I need some reader feedback before I go in and bitch to a professor. Help within.
Replies
Well.
While I understand the prof's opinion, given the position of the quote, it makes sense. You JUST said that it's something that's difficult to define because people have different thresholds. And immediately afterward you give the standard - if imperfect - definition that you will be using in your paper.
In regards to objection A), correct me if I'm wrong but aren't "community standards" just Justice Stewart's opinion writ slightly larger? Substitute "I" for "My/Our community".
As for objection B) is he saying that since obscenity is relative, porn doesn't exist? Because if so I have an internet to show him.
Agreed with Bustie. If the jist (almost used "thrust") of your paper is to focus on relativism as regards pornography, the quote is completely on point (although it will have to be supported later). Its legal weight isn't the issue.
I really don't know what she's going for bringing up community standards. Granted, I'm probably tackling this from more of a psychological and less of a sociological angle than she's looking for, but still.
My paper goes like this:
* Raises the question of "are porn and sexual practices linked?

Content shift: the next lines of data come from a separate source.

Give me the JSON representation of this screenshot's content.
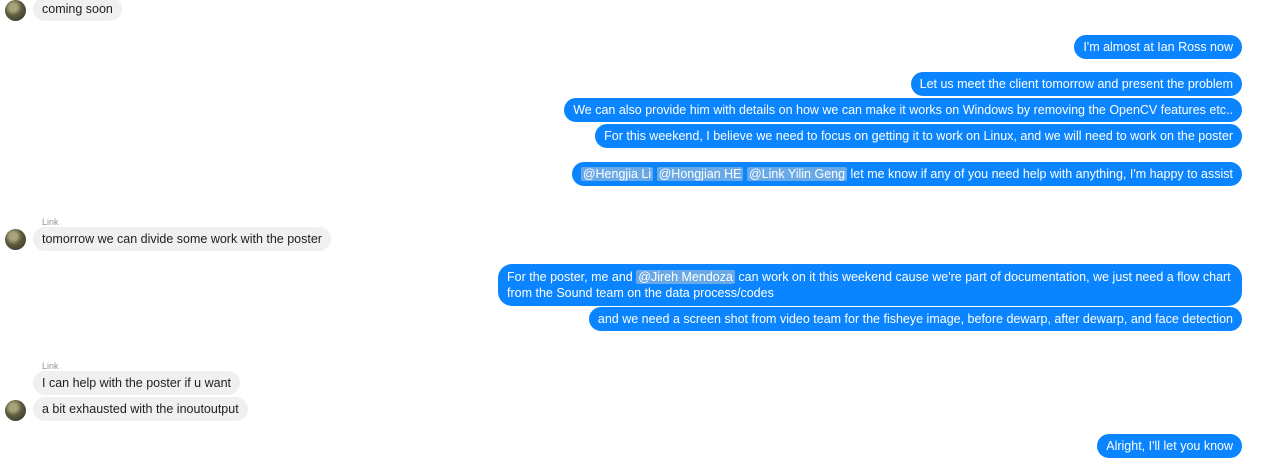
{
  "messages": {
    "m1": "coming soon",
    "m2": "I'm almost at Ian Ross now",
    "m3": "Let us meet the client tomorrow and present the problem",
    "m4": "We can also provide him with details on how we can make it works on Windows by removing the OpenCV features etc..",
    "m5": "For this weekend, I believe we need to focus on getting it to work on Linux, and we will need to work on the poster",
    "m6": {
      "mention1": "@Hengjia Li",
      "mention2": "@Hongjian HE",
      "mention3": "@Link Yilin Geng",
      "text": "let me know if any of you need help with anything, I'm happy to assist"
    },
    "sender1": "Link",
    "m7": "tomorrow we can divide some work with the poster",
    "m8": {
      "pre": "For the poster, me and",
      "mention": "@Jireh Mendoza",
      "post": "can work on it this weekend cause we're part of documentation, we just need a flow chart from the Sound team on the data process/codes"
    },
    "m9": "and we need a screen shot from video team for the fisheye image, before dewarp, after dewarp, and face detection",
    "sender2": "Link",
    "m10": "I can help with the poster if u want",
    "m11": "a bit exhausted with the inoutoutput",
    "m12": "Alright, I'll let you know"
  },
  "colors": {
    "outgoing": "#0a84ff",
    "incoming": "#f1f0f0",
    "mention_highlight": "#6aa9e8"
  }
}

* Explores the history of pornographic films, from stag films through internet porn
* Explores the history of sex, and who does what, from the Kinsey studies through present times
* Talks about the difficulty of determining whether porn influences sex, sex influencing porn, or a combination of both, and the possibility of creating a study to determine what direction the relation goes, as well as the difficulty in teasing out the causal relationships in these "which came first, the chicken or the egg" situations.

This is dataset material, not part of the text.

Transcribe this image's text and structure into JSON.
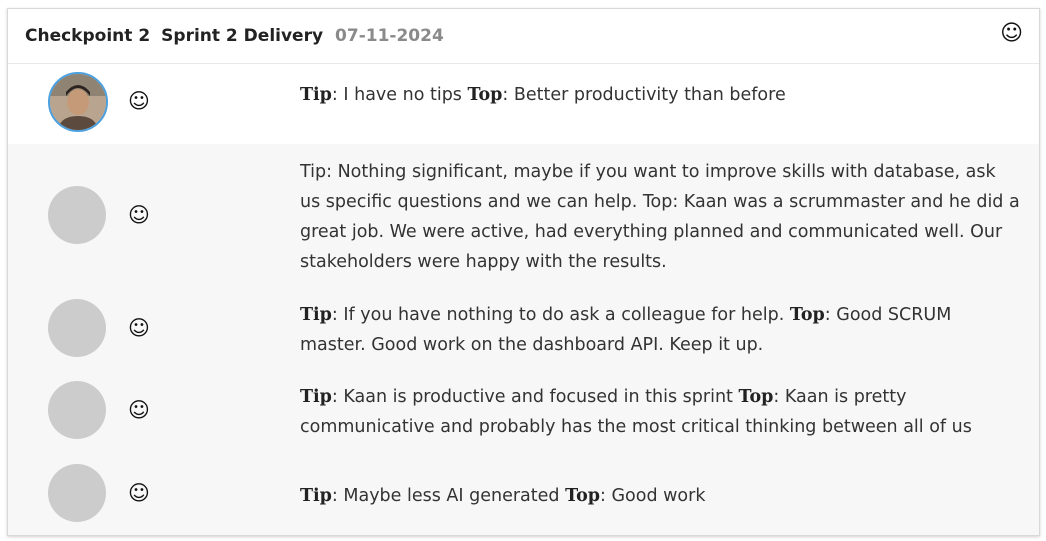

One of the suggestions I received is to partial paraphrase the quote, only directly quoting the "I know it when I see it" part.

For my sociology class on deviance, I had to write a research/lit review paper on any topic of my choosing. I chose to look at the link between sex as portrayed in porn and sex as practiced in society (best topic ever, btw - how many times do you get to legitimately type "girl on girl" into an academic journal search engine?). Anyway, my paper includes the following paragraph, which starts my section talking about pornography through history:
What exactly constitutes pornography is a question for which every person may have his or her own definition. Supreme Court Justice Potter Stewart once wrote in his concurrence for Jacobellis v. Ohio in regards to pornography "I shall not today attempt further to define [pornography]...but I know it when I see it" (1964). For the purposes of this paper, we shall look to Malamuth and Huppin's view on pornography, which states that not only must the material in question be sexually explicit, but it must have been created so that sexual arousal is the primary goal of production (2005), and we shall further limit our research on pornographic films and movies. Defining pornography as such eliminates such things as Victoria's Secret catalogs or issues of Maxim magazine - things that, although there is a sexual component to their content, are not created for the sole purpose of sexual arousal.

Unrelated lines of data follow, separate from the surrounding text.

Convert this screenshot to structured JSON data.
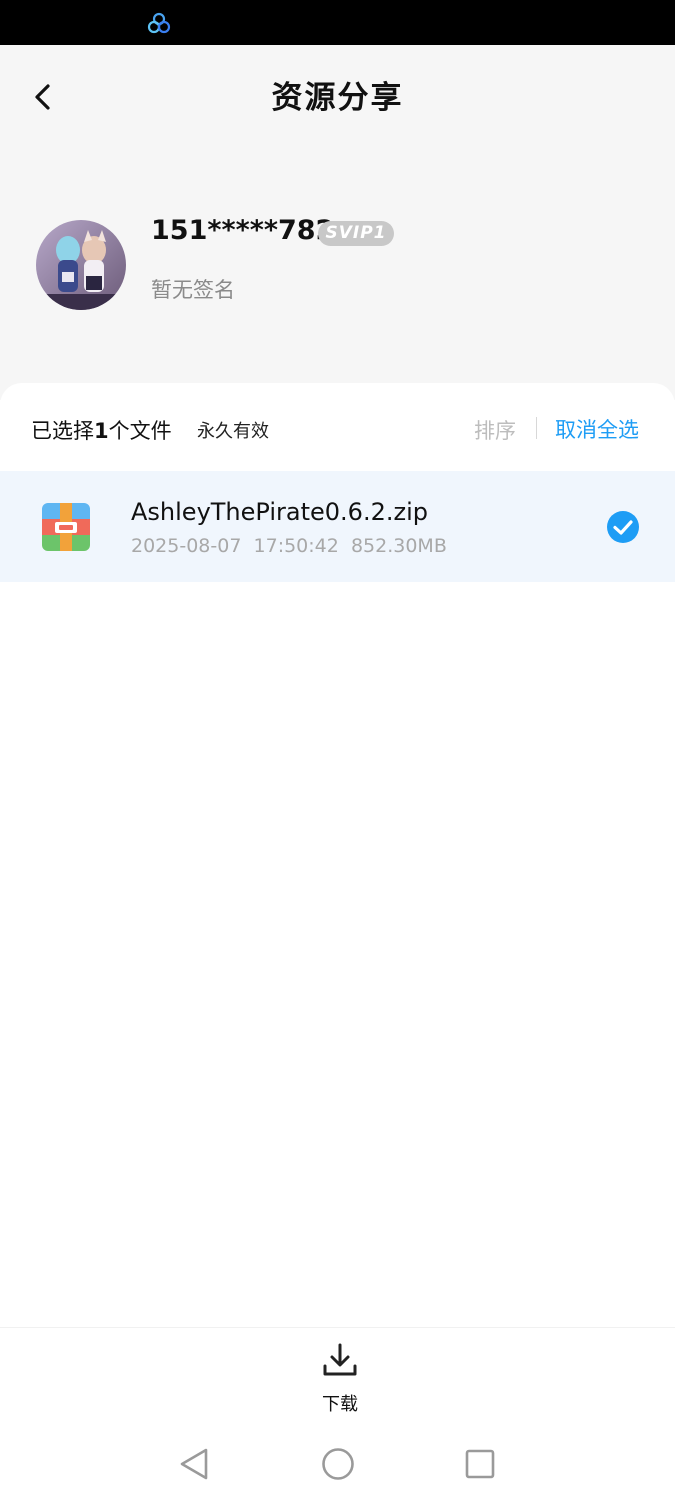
{
  "status_bar": {
    "app_icon": "cloud-rings-icon"
  },
  "header": {
    "title": "资源分享",
    "back_icon": "chevron-left-icon"
  },
  "profile": {
    "username": "151*****782",
    "vip_badge": "SVIP1",
    "signature": "暂无签名"
  },
  "selection_bar": {
    "selected_prefix": "已选择",
    "selected_count": "1",
    "selected_suffix": "个文件",
    "validity": "永久有效",
    "sort_label": "排序",
    "deselect_all_label": "取消全选"
  },
  "files": [
    {
      "name": "AshleyThePirate0.6.2.zip",
      "date": "2025-08-07",
      "time": "17:50:42",
      "size": "852.30MB",
      "icon": "zip-archive-icon",
      "selected": true
    }
  ],
  "bottom_bar": {
    "download_label": "下载",
    "download_icon": "download-icon"
  },
  "colors": {
    "accent": "#1e9df5",
    "selected_row_bg": "#f0f6fd",
    "header_bg": "#f6f6f6"
  }
}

My prof is telling me that I can't/shouldn't include the "I know it when I see it" quote because A)that wasn't what the Supreme Court found in the case about obscenity, it had to do with community standards, therefore it doesn't matter legally, and B)culture is defined by shared meanings - nothing that has a different definition to everybody truly has any meaning.
I'm including it (and I think most other readers would interpret it as such) because it shows that while each person can tell you what they feel is pornography, just because one person says it's porn (like the Victoria's Secret catalog) doesn't mean other people will, leading to me defining what the paper is going to consider porn for the purpose of the study.
I need somebody(s) to tell me how you interpret the inclusion of that quotation.